The Travel Channel has sunk to a new low. Attempting to cash in on the “documentary” market, the network developed a preposterous show where America’s only self-professed vampire hunters Eric Streit and Marcel Von Tingen seek out these blood thirsty creatures. Two. In the entire nation.
Honestly, it is difficult to know where to begin. First, don’t waste time or money on this show. Here’s why.
The National Missing and Unidentified Persons (NamUS) database estimates that 600,000 people go missing in the United States every year. Most cases are resolved within a year. There are roughly 17,000 unresolved missing person cases open in 2022. However, what is important to note it that the agency states that missing person cases have declined in the last decade due to enhanced communication and ability to locate these people. Of the open cases, only 2 of the 4 Southwest states are listed in the top 10: # 3 Texas and #4 Arizona. Combined, they total 2,161 cases. California, the top state, has 2,133—less than 30 case difference. The Southwest is not a hot bed for missing persons. (https://worldpopulationreview.com/state-rankings/missing-persons-by-state)
Further, none of the four Southwest states are listed in the top ten for murder rates.

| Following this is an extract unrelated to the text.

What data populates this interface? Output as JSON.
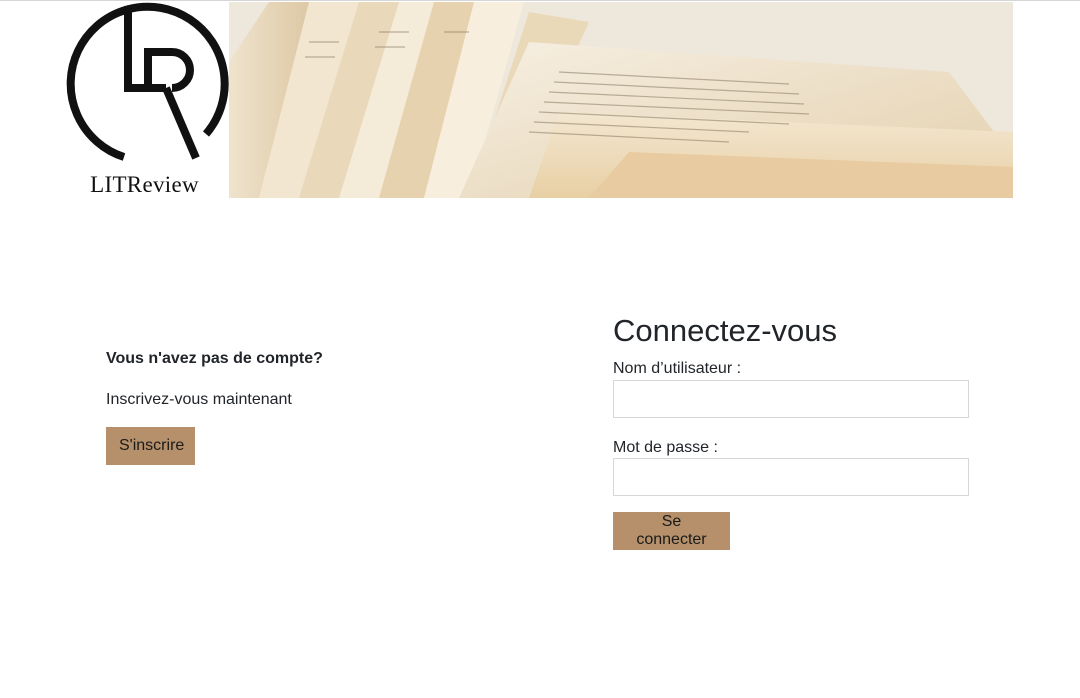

None. In fact, Louisiana holds the top spot, which any serious vampire hunter would know. These two “vampire hunters” don’t even know the statistics. Neither does Travel Channel.
According to Eric and Marcel, who claim that there are over 20,000 vampires in America, vampires are pre-historic and formed in Romania. (Obviously.) Vampires came to the US during the “chaos” of the Civil War. Not sure why vampires didn’t come over during the “chaos” of the Revolutionary War. This is comical. However, there are people who watch this and believe it to be true. Think mermaid “documentary.”
Marcel Von Tingen claims to be the 25th generational vampire hunter in his family. That would take his family tree back to the 1500s. Lucky him! I can only take my family back to the 1600s (20 generations).
Most of the claims they make in the 4-minute trailer are lifted from popular culture. In fact, some even reminded me of poorly written science fiction/horror books I’ve read. Or maybe it was a B-movie. No matter. It’s conjecture and unsupported.
As consumers of paranormal content, we need to demand more from Travel Channel. There are so many more qualified people within our wide and varied field. It’s time for the network to pony up some money and hire them.